Recent campaigns have focused on lowering the age of women given access to smear tests.

Last year the family of 23-year-old Sorcha Glenn started a campaign. The Co Londonderry woman, who died last October, had been diagnosed in 2013 after originally being turned down for a smear test.

Meanwhile, the report says the number of older women affected is set to increase.

Robert Music, chief executive of Jo's Cervical Cancer Trust, said: "It's absolutely vital that women of all ages are educated around the cause of cervical cancer and their risk of HPV. Responses from women questioned in our research were worrying with some citing they had been 'celibate' for several years and therefore did not consider themselves to be at risk. We must remind all women that HPV is very common and can lie dormant for very long periods of time and that the best way of reducing one's risk of cervical cancer is to attend screening promptly while eligible."

Factfile

Most cases of cervical cancer are thought to be caused by the human papilloma virus (HPV). HPV is spread during sexual intercourse. Women in Northern Ireland aged between 25 and 49 years are offered a cervical smear every three years. Women aged between 50 and 64 are offered screening every five years. Regular screening will pick up abnormal cervical cells before they become cancerous.
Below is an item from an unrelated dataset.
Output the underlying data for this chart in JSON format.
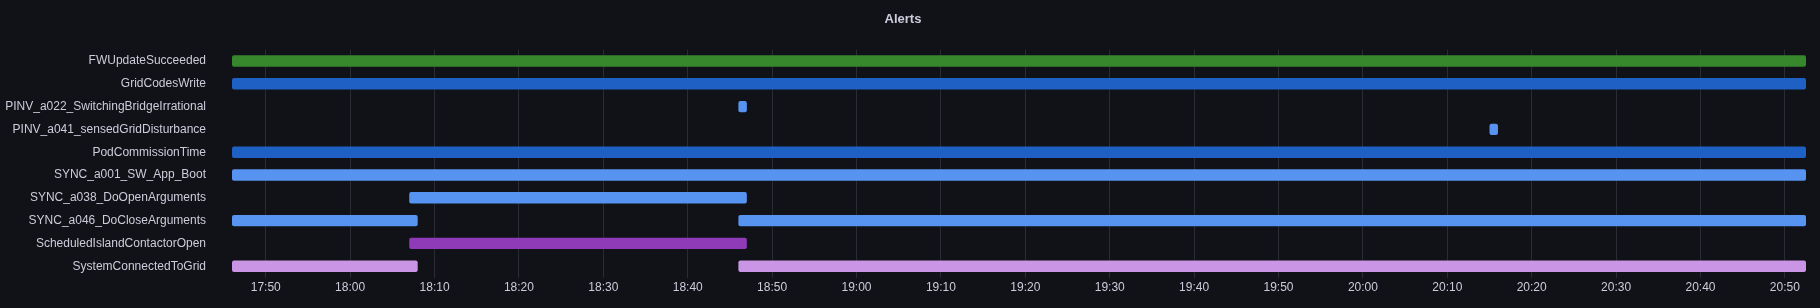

Disease doesn't discriminate on age

Cancer survivor Michelle Roe (40) from Newtownabbey believes it is vital that women receive cervical screening regardless of age. She says:

When I was in my 20s I had a painful experience having a smear and because of that I'd put it off. I had been experiencing a tiny amount of bleeding after sex and a bit of lower back pain, but I put this to the back of my mind dismissing it as normal.

It was only when I visited my doctor for a skin concern that she noticed I was overdue a screening. I finally went to the doctor in early 2010. They told me it was probably nothing to worry about and just a symptom of my age. When it didn't stop I went back and a nurse asked me when I last had a smear. I was scared but it wasn't as bad as I had built up in my mind.
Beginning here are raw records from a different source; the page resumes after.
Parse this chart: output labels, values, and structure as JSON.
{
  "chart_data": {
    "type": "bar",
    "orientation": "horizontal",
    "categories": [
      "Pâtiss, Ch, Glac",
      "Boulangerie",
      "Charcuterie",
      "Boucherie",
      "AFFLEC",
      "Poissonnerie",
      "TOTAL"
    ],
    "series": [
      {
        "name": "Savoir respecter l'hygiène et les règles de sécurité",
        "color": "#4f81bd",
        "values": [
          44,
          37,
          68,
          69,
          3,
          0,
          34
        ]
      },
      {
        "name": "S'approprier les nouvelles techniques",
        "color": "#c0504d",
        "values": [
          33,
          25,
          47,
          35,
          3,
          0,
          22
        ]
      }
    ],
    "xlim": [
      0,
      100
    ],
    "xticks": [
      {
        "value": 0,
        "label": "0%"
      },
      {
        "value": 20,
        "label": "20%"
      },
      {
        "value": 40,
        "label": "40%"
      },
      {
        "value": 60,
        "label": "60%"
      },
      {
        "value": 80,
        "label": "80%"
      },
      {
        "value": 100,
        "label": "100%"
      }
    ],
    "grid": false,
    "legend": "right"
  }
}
The results were borderline. I had it repeated six months later was told I had advanced cervical cancer. Two days before I had been diagnosed with melonoma-skin cancer in April 2011.

I then went through multiple operations including a hysterectomy, chemotherapy and radiotherapy.

It was a hard time and the chemo made me really sick.

I've suffered bowel and bladder damage, infertility, lymphoedema (chronic swelling of the tissues) and I have gone through the menopause. My son Luke was 12 at the time and daughter Rachael was nine.

My husband Martin was very supportive. My own mother had abnormal smears two years ago and she is 68 now and had laser treatment. If that hadn't been dealt with at the time she would have cervical cancer. This disease does not discriminate against age.

Statisically, it is more common for women in their 30s, but any woman could be diagnosed. They are being checked for cells before they become cancer. If they act now the test could prevent it. It is so important women realise that.